Anderson finished first and Picking followed in second in a near repeat of last year's race, except both runners' times were faster: Anderson's time was 46:59, and Picking finished at 47:42.

"Following Nate is the secret -- and trying to keep up," Picking said.

Anderson scouted his route through the woods around Steamboat Springs High School and Butcherknife Canyon, noting every log and obstacle in the path, he said.

Paul Sachs, who finished third with a time of 48:29, said he ran the race from memory. He was the first-place finisher in the race from 1999 to 2003.

"We outfoxed the fox himself," Anderson said as the three compared routes.

Walkers and mountain bikers also participated in the event. Bikers are not allowed to pick their course; they must follow a set route.

Mel Stewart finished first among the men bikers with a time of 33:34. Thayer Wiley took second at 34:16, and Brett Denney came in third at 34:23.

In the women's bike race, Shelly Bonner finished first at 46:11, followed by Jessica Stevenson at 49:16 and Deborah Gallery at 52:55.

The next race in the series is the Hayden Cog Run, to be held Saturday beginning at Hayden Town Park. The Cog Run typically is held before the Shortcut race but organizers changed the schedule to prevent a conflict with graduation at The Lowell Whiteman School.

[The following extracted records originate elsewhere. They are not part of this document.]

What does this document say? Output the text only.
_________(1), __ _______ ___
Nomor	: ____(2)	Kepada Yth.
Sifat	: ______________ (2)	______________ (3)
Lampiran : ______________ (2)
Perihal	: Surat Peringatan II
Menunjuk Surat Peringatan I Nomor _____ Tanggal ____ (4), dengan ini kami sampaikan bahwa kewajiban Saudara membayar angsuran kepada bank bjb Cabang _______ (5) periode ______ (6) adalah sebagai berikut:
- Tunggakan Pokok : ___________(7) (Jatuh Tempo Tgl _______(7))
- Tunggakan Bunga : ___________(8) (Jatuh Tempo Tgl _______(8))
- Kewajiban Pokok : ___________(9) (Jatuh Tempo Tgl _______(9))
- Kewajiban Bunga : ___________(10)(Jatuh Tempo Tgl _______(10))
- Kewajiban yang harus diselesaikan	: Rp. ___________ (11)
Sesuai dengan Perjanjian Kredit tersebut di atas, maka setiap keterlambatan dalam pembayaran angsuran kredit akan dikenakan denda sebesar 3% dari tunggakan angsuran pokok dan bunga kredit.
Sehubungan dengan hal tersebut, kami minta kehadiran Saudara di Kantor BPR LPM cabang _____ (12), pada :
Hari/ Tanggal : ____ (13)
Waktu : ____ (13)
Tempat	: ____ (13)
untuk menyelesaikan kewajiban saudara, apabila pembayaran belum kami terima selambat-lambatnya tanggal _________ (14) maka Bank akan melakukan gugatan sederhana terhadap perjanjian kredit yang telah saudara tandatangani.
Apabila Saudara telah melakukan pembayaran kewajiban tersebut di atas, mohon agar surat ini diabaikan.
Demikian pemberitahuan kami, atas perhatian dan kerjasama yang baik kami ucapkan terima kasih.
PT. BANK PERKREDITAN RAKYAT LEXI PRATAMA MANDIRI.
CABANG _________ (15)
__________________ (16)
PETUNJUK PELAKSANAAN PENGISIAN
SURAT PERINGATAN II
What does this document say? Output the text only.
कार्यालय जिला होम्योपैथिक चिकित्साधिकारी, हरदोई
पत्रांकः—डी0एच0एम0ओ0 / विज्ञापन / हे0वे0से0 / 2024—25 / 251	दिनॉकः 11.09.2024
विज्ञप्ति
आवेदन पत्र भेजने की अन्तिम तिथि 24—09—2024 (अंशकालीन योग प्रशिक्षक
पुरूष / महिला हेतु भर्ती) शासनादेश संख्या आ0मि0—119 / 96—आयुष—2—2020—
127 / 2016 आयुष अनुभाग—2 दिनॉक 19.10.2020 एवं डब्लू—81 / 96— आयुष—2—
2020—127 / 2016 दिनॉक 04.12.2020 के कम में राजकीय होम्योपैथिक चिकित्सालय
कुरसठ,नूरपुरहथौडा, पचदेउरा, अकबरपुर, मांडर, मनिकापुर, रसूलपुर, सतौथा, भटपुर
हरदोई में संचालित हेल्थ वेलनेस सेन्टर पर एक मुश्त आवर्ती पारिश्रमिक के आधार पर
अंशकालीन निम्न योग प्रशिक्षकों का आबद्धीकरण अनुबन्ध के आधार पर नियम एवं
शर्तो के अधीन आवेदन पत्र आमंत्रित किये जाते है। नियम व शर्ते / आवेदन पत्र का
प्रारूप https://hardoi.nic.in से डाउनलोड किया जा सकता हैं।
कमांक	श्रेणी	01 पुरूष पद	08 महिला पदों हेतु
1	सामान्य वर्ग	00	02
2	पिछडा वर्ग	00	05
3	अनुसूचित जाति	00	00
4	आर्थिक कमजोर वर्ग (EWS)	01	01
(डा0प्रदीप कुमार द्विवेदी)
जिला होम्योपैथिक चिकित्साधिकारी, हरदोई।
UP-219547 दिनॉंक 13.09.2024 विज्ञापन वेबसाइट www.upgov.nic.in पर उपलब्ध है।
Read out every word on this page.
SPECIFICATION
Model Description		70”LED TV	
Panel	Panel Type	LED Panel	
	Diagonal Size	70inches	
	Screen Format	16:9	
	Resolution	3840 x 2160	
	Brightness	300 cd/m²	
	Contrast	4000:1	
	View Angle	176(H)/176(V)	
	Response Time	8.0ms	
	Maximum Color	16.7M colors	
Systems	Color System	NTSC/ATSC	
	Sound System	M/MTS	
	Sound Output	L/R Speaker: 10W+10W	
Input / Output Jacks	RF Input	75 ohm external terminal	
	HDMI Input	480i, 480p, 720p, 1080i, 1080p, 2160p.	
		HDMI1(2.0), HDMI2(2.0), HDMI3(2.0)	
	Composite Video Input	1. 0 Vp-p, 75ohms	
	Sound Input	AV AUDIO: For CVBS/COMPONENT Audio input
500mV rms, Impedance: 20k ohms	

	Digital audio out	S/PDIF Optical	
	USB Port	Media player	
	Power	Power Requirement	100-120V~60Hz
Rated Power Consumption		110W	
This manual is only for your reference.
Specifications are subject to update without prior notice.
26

Picking said he liked the schedule because it allowed time between the Shortcut race and the Steamboat Marathon on June 5.

"The Cog is harder on your body," Picking said. "But I think this is a bigger lung-buster."

The Hayden Cog Run is a challenging 8.4-mile, out-and-back course from Hayden Town Park up Routt County Road 76.

A 10-kilometer and 5K run/walk will follow an out-and-back rolling course south of Hayden on C.R. 53.

Pre-race registration is available for $20 at Christy Sports or at www.active.com.

Hayden residents can register at Hayden Town Hall for $12 per person until noon Thursday. Hayden children can enter for $8, and families can register for a $30 group fee.

On-site registration will be from 9 to 9:30 a.m. race day. The cost is $15 for Hayden residents and $25 for other racers.